Thursday, September 9, 2010

This Isn’t And Never Has Been A Sub Prime Crisis

Back in 2008, when the Great Recession was just beginning, I told my staff not to label the financial problems facing the US and Europe as a “sub-prime” crisis. The default levels in the sub-prime mortgage market in the US weren’t actually much higher than they were in the previous US recession of 2000-2001. The big difference between then and now was the degree of securitisation – the problems arose because of structured derivatives built on sub-prime mortgage loans that were mispriced relative to their risk factors, not the sub-prime mortgage loans themselves. Calling it a “sub-prime” crisis risked causing people to misunderstand what the crisis was about, and what had to be done about it.

But two years on, the financial problems have spread far beyond asset-based securities as Scott Sumner discusses:

Which state had the most bank failures during 2008-10?

No, it’s not centers of sub-prime madness like Arizona or Nevada. Nor is it big states like California or Florida.
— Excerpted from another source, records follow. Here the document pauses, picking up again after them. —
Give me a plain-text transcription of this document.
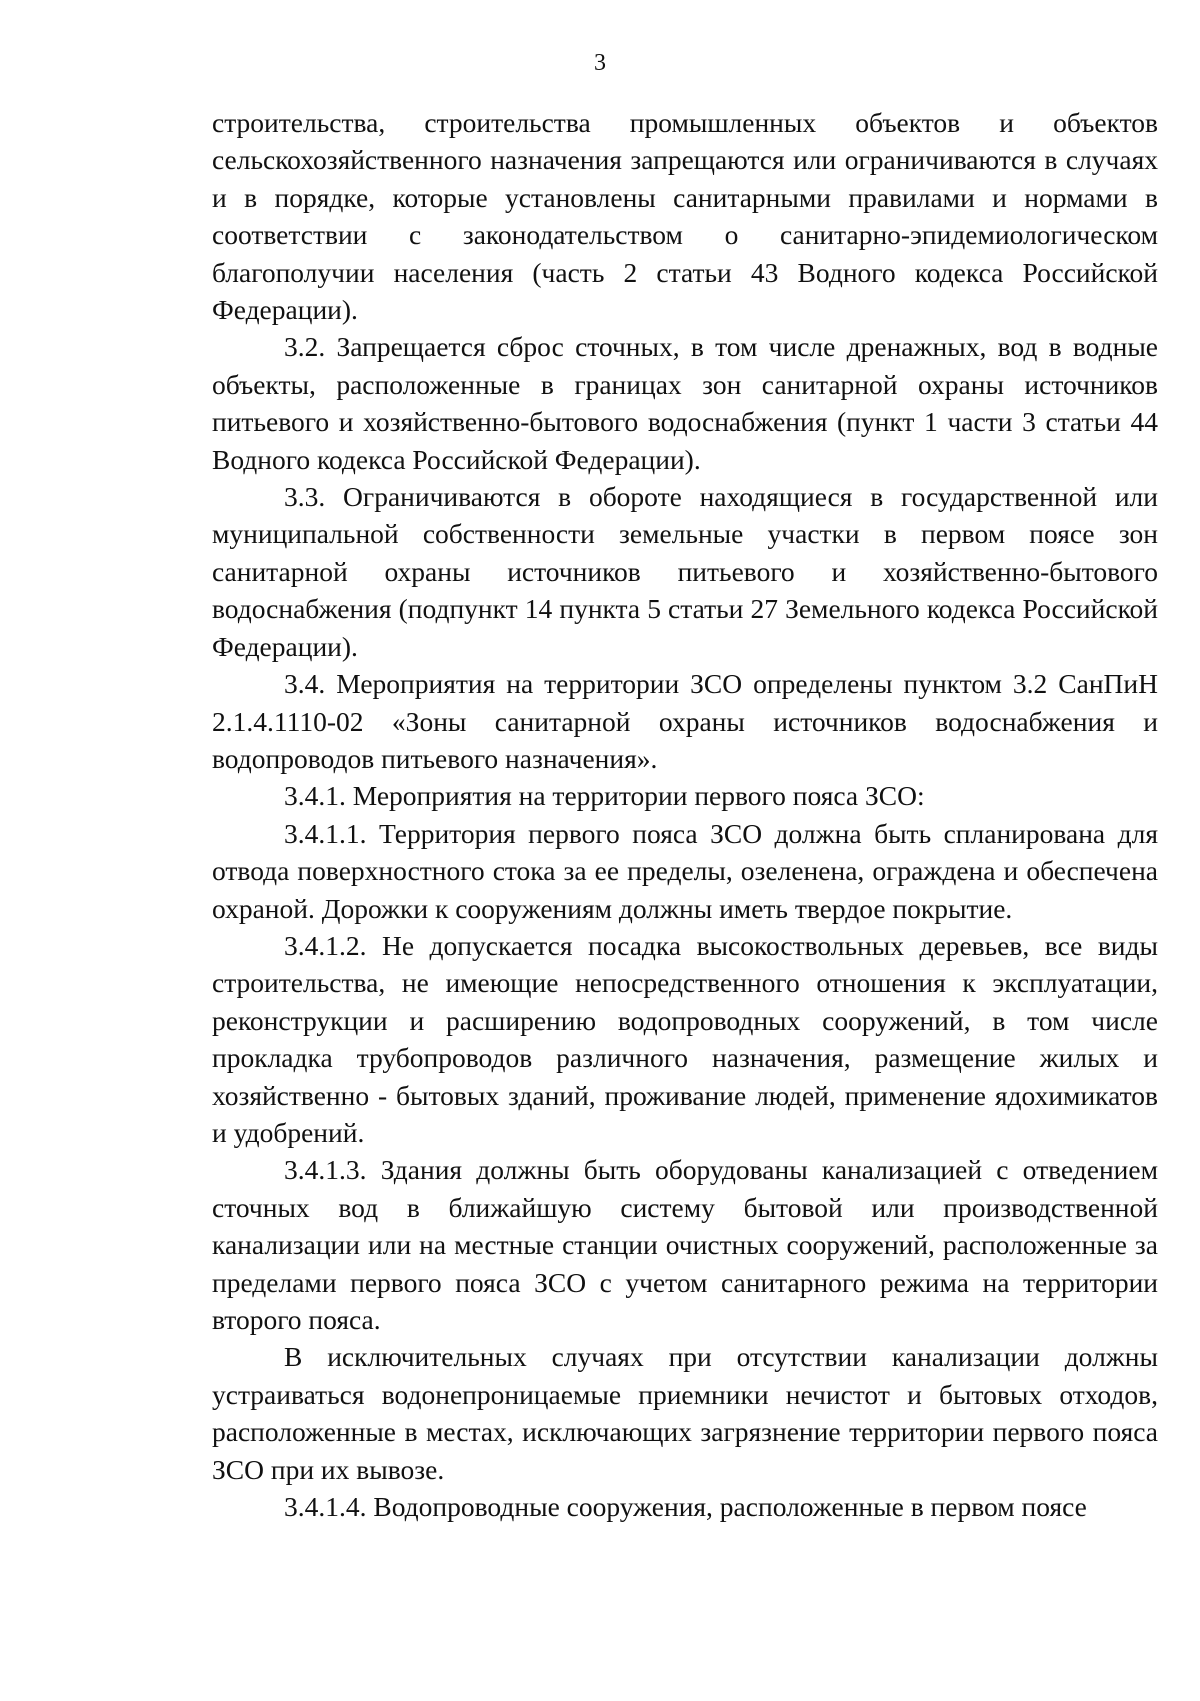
3

строительства, строительства промышленных объектов и объектов сельскохозяйственного назначения запрещаются или ограничиваются в случаях и в порядке, которые установлены санитарными правилами и нормами в соответствии с законодательством о санитарно-эпидемиологическом благополучии населения (часть 2 статьи 43 Водного кодекса Российской Федерации).

3.2. Запрещается сброс сточных, в том числе дренажных, вод в водные объекты, расположенные в границах зон санитарной охраны источников питьевого и хозяйственно-бытового водоснабжения (пункт 1 части 3 статьи 44 Водного кодекса Российской Федерации).

3.3. Ограничиваются в обороте находящиеся в государственной или муниципальной собственности земельные участки в первом поясе зон санитарной охраны источников питьевого и хозяйственно-бытового водоснабжения (подпункт 14 пункта 5 статьи 27 Земельного кодекса Российской Федерации).

3.4. Мероприятия на территории ЗСО определены пунктом 3.2 СанПиН 2.1.4.1110-02 «Зоны санитарной охраны источников водоснабжения и водопроводов питьевого назначения».

3.4.1. Мероприятия на территории первого пояса ЗСО:

3.4.1.1. Территория первого пояса ЗСО должна быть спланирована для отвода поверхностного стока за ее пределы, озеленена, ограждена и обеспечена охраной. Дорожки к сооружениям должны иметь твердое покрытие.

3.4.1.2. Не допускается посадка высокоствольных деревьев, все виды строительства, не имеющие непосредственного отношения к эксплуатации, реконструкции и расширению водопроводных сооружений, в том числе прокладка трубопроводов различного назначения, размещение жилых и хозяйственно - бытовых зданий, проживание людей, применение ядохимикатов и удобрений.

3.4.1.3. Здания должны быть оборудованы канализацией с отведением сточных вод в ближайшую систему бытовой или производственной канализации или на местные станции очистных сооружений, расположенные за пределами первого пояса ЗСО с учетом санитарного режима на территории второго пояса.

В исключительных случаях при отсутствии канализации должны устраиваться водонепроницаемые приемники нечистот и бытовых отходов, расположенные в местах, исключающих загрязнение территории первого пояса ЗСО при их вывозе.

3.4.1.4. Водопроводные сооружения, расположенные в первом поясе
It’s Georgia. And Illinois is second. Check out the graph in this link:

There is a good reason why most bank failures in 2009 did not occur in the sub-prime states; sub-prime loans were not the main problem. Indeed mortgages of all types were not the main problem. What was? According to McNewspaper USA Today it was construction loans, often for commercial real estate:

The biggest bank killer around isn’t some exotic derivative investment concocted by Wall Street’s financial alchemists. It’s the plain old construction loan, Main Street banks’ bread and butter for decades.

Deutsche Bank has called them “without doubt, the riskiest commercial real estate loan product.” The Congressional Oversight Panel, a financial watchdog, has warned that construction loans have deteriorated faster and inflicted bigger losses on banks than any other real estate loans.

That’s right, everything we were told about the financial crisis in 2009 (and which I also believed for a while) is wrong. It’s a commercial RE crisis, not a mortgage crisis. You might argue that it was housing loans that triggered the liquidity crisis of late 2008. Yes, but the crash of late 2008 was caused by the Fed’s failure to do level targeting once rates hit zero. The main public policy issue with bank failures is the cost to taxpayers, not the impact on the business cycle.

You can check the number of failed banks in the US through this link (from Oct 2000) – about 80% of that list are for bank failures from 2008 onwards. If you’re wondering about the big Wall Street banks like Citi, they had the benefit of TARP money from the Federal Reserve (mostly repaid now), and their investment banking arms in any case operated in the wholesale markets rather than retail (hence not FDIC insured).